Banker Offers Mill Valley Estate for Anthropic Stock

A Mill Valley homeowner and investment banker, Storm Duncan, has publicly offered his 13-acre estate in exchange for equity in San Francisco AI company Anthropic, according to TechCrunch and SFist. The property at 114 Inez Place is described as a 4,400-square-foot house with four bedrooms, five bathrooms, an infinity pool and a putting green; Duncan told Quartz he bought it in 2019 for about $4.75 million. TechCrunch and Quartz report Duncan posted the offer on LinkedIn and said prospective buyers could retain some upside; TechCrunch notes he offered to let a counterparty "continue to retain 20% of the upside value of the shares exchanged for the duration of the lockup period." Quartz and Business Insider report Duncan has received multiple inquiries from Anthropic shareholders and employees. Business Insider and NBC Bay Area cite recent secondary-market valuations for Anthropic as high as $1 trillion and up to $800 billion, respectively.
What happened
Storm Duncan, founder and managing partner of boutique tech bank Ignatious, publicly offered his 13-acre Mill Valley estate in exchange for equity in Anthropic, per coverage by TechCrunch, SFist, Quartz, and NBC Bay Area. The property at 114 Inez Place is listed as a 4,400-square-foot ranch-style home with four bedrooms, five bathrooms, an infinity pool, a spa and a putting green; Quartz and TechCrunch report Duncan bought the house in 2019 for approximately $4.75 million. TechCrunch and Quartz report Duncan posted the offer on LinkedIn and said he has fielded multiple inquiries from Anthropic shareholders and employees.
Technical details
Reporting across outlets says the proposed transaction is a private, negotiated share-for-home swap rather than a public sale. TechCrunch reports Duncan told potential buyers they would not be required to sell shares outright, and that he offered to let a counterparty retain 20% of the upside value of exchanged shares during any lockup period.
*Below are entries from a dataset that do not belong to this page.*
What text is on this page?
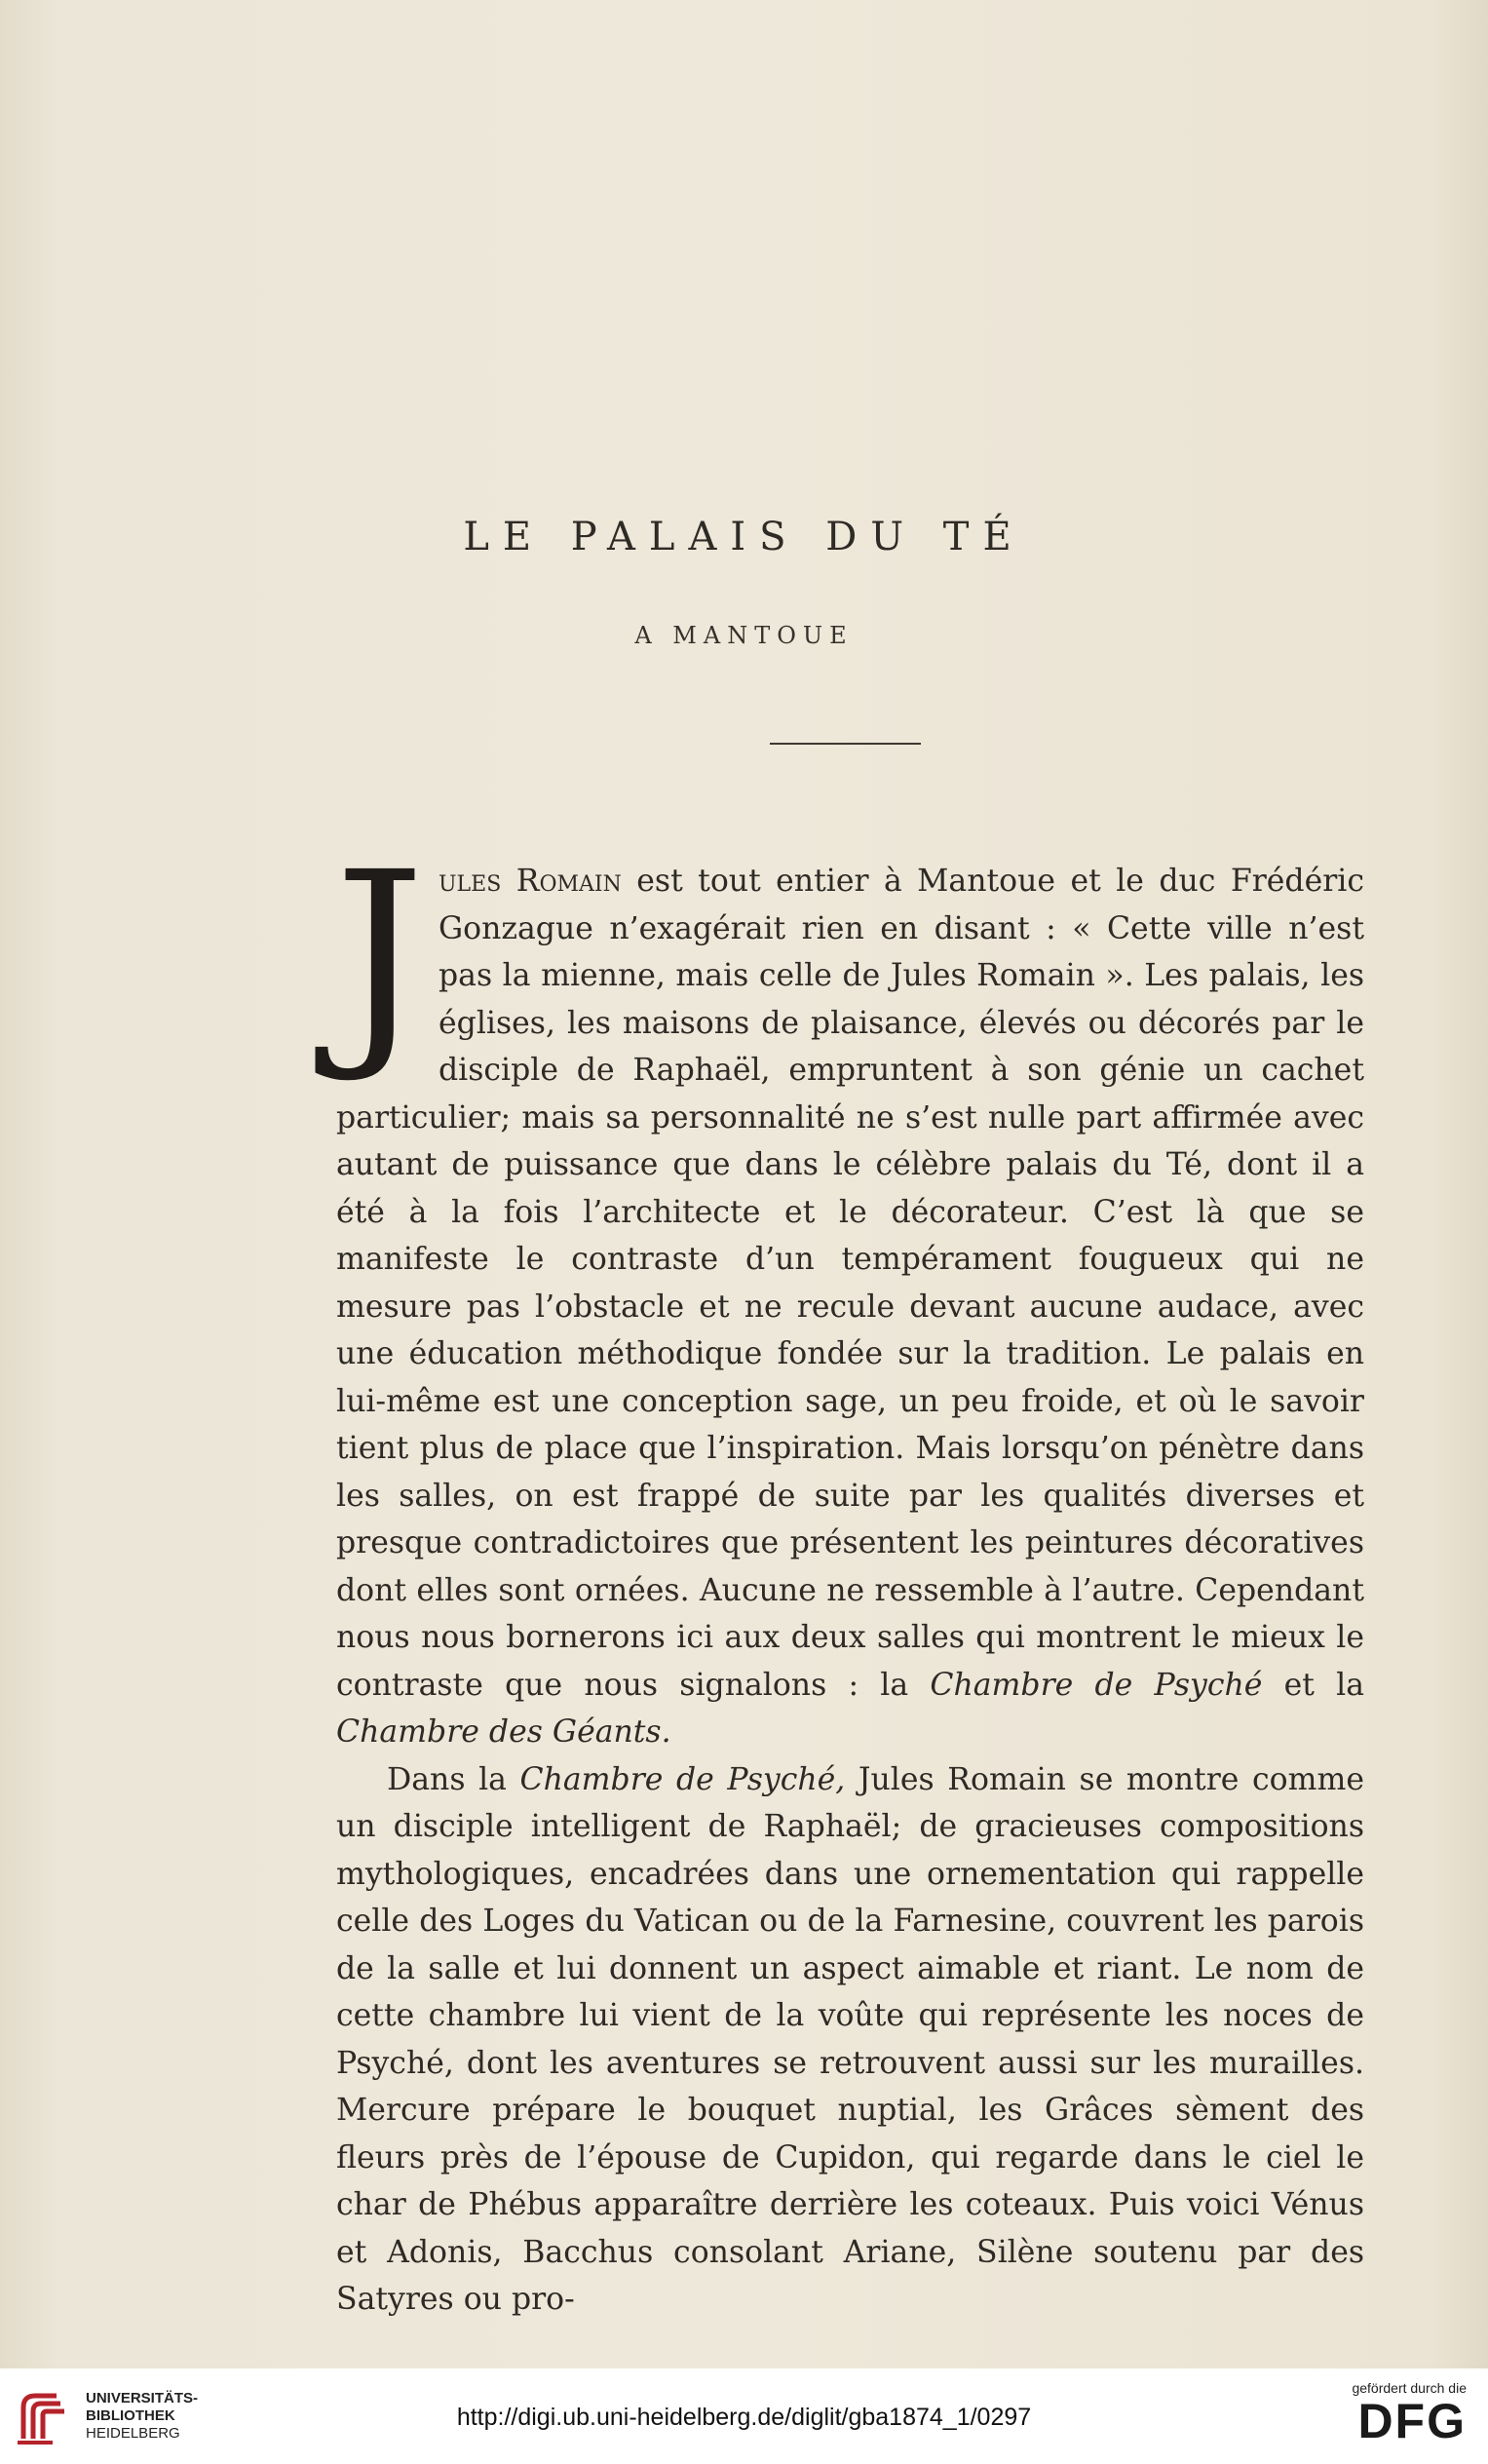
LE PALAIS DU TÉ
A MANTOUE

Jules Romain est tout entier à Mantoue et le duc Frédéric Gonzague n’exagérait rien en disant : « Cette ville n’est pas la mienne, mais celle de Jules Romain ». Les palais, les églises, les maisons de plaisance, élevés ou décorés par le disciple de Raphaël, empruntent à son génie un cachet particulier; mais sa personnalité ne s’est nulle part affirmée avec autant de puissance que dans le célèbre palais du Té, dont il a été à la fois l’architecte et le décorateur. C’est là que se manifeste le contraste d’un tempérament fougueux qui ne mesure pas l’obstacle et ne recule devant aucune audace, avec une éducation méthodique fondée sur la tradition. Le palais en lui-même est une conception sage, un peu froide, et où le savoir tient plus de place que l’inspiration. Mais lorsqu’on pénètre dans les salles, on est frappé de suite par les qualités diverses et presque contradictoires que présentent les peintures décoratives dont elles sont ornées. Aucune ne ressemble à l’autre. Cependant nous nous bornerons ici aux deux salles qui montrent le mieux le contraste que nous signalons : la Chambre de Psyché et la Chambre des Géants.

Dans la Chambre de Psyché, Jules Romain se montre comme un disciple intelligent de Raphaël; de gracieuses compositions mythologiques, encadrées dans une ornementation qui rappelle celle des Loges du Vatican ou de la Farnesine, couvrent les parois de la salle et lui donnent un aspect aimable et riant. Le nom de cette chambre lui vient de la voûte qui représente les noces de Psyché, dont les aventures se retrouvent aussi sur les murailles. Mercure prépare le bouquet nuptial, les Grâces sèment des fleurs près de l’épouse de Cupidon, qui regarde dans le ciel le char de Phébus apparaître derrière les coteaux. Puis voici Vénus et Adonis, Bacchus consolant Ariane, Silène soutenu par des Satyres ou pro-

UNIVERSITÄTS-
BIBLIOTHEK
HEIDELBERG
http://digi.ub.uni-heidelberg.de/diglit/gba1874_1/0297
gefördert durch die
DFG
Quartz and Business Insider add that Duncan has previously held Anthropic shares from the company's 2024 fundraising and that his public pitch referenced Anthropic product performance observed while using the company's coding assistant, which he said improved throughput and reduced costs.
Editorial analysis
Industry context
Creative noncash trades are a known workaround when liquid secondary supply is scarce and private valuations are high. Companies with large private paper-wealth concentrations among employees often generate demand for alternative liquidity channels, and private swaps, structured sales and secondary-market transactions commonly surface in such environments.
Context and significance
For practitioners: This story is primarily a human-interest example of how secondary-market scarcity for high-demand private equity can produce unconventional offers. Business Insider and NBC Bay Area report secondary-market valuations for Anthropic ranging from $800 billion to $1 trillion, which helps explain why employees and early investors might seek off-market liquidity. Observers of private-capital markets will note that individualized, negotiated trades increase legal and tax complexity compared with standard cash sales, and that valuation alignment between real estate and illiquid equity is nontrivial.
What to watch
Observers should track whether any reported swaps close and how they are structured. Public reporting so far shows Duncan saying he has received multiple credible inquiries, per Quartz and Business Insider, but no confirmed closed transactions have been reported. Watch for filings, escrow notices, or named-entity confirmations that would convert anecdote into a documented deal.
Practical takeaway
For data professionals and founders, the episode highlights two industry realities: elevated private valuations can reshape individual wealth-management choices, and creative private-market instruments surface when standard secondary liquidity is constrained. That said, the accounts in TechCrunch, Quartz, SFist and NBC Bay Area report an offer and inbound interest, not a completed transaction.
Scoring Rationale
This is a notable anecdote illustrating secondary-market scarcity for high-demand private AI equity, but it is not a technical or industry-shifting development. Practitioners may find it interesting for context on private markets, valuation and employee liquidity.